Section 1780 of the present Code provides that an action against a foreign corporation may be maintained by a resident of this State for any cause of action. The provision, in this respect, is the same as that of section 427 of the former Code. Section 432 of the present Code, amongst other modes, provides that personal service of the summons upon a foreign corporation may be made by delivering a copy within the State, to the president of such corporation. In this case the summons was served by delivering a copy to the president of the defendant, in the city of New York. It appears that the president was not in the State upon any business of the corporation, or in any official capacity, but was passing through the State, with his family on his way to a watering place in another State. The fact that he was the president of the corporation is conceded, as well as the actual personal service of the summons. The service is good under the Code, although his presence here had no relation whatever to the corporation or to his official duties. Under the provisions of the present Code such a service upon the president of a foreign corporation is a commencement of the action, irrespective of the question whether or not the corporation has property within the State, or whether the cause of action arose therein.

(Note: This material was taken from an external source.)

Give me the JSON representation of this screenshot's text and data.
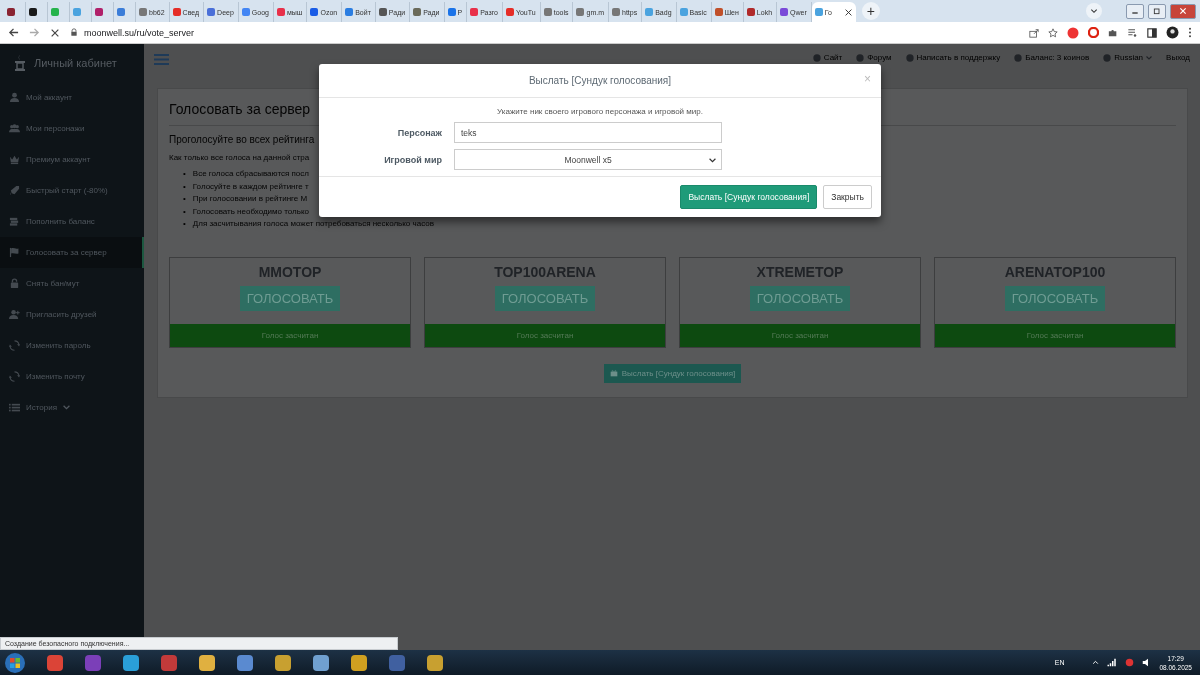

Those questions are important under the third subdivision of section 432 only when no designation of a person for service has been made by the corporation, and the service is made upon the cashier, a director, or the managing agent of the corporation.
It is not important to inquire what will be the effect of a judgment recovered upon the service of a summons in the form in which the service in this case was made, as that question does not arise at this stage of the proceedings. It may be that property will be found and attached in this State, or that sufficient property of the corporation will be found and levied upon to satisfy the execution. It is not necessary therefore to anticipate those questions, because under the provisions of the present Code, the service and the manner in which it was made in this case were sufficient to commence the suit.
The contract in this case was made with the defendant by Millard & Combs, who were brokers at St. Louis. The proposition of sale submitted by them in their letter of January 31, 1880, bears sufficient evidence on its face that they were not acting as principals but on behalf of other parties, and the final sale note or memorandum executed by them disclosed their principals. The acceptance of this sale note by the defendant completed the contract between it and the plaintiffs.
The iron was in process of importation and was sold for cash to be delivered in bond, at New Orleans. No place of payment is otherwise specified, and as the delivery was made without payment, it is to be presumed that cash was to be paid within some time established by the usage on such sales. At all events, not having been paid or tendered on delivery, it was payable to the plaintiffs at their place of business which was in the city of New York.
We do not deem it important, in determining this appeal, whether the contract was to be regarded as one made in this State, nor whether it should be held that the defendant's president came into this State for the transaction of business in making such contract. There was enough, we think, to give a right of action under the laws of this State against a foreign corporation to a resident of this State, in the facts as they appear in the papers before us; and that action has been commenced in the form prescribed by the Code. Those facts, under the present Code, dispose of the motion.
The order must therefore be affirmed, with ten dollars costs and the disbursements of the appeal.
Brady, J., concurred.
Present — Davis, P. J., and Brady, J.
Order affirmed, with ten dollars costs and disbursements.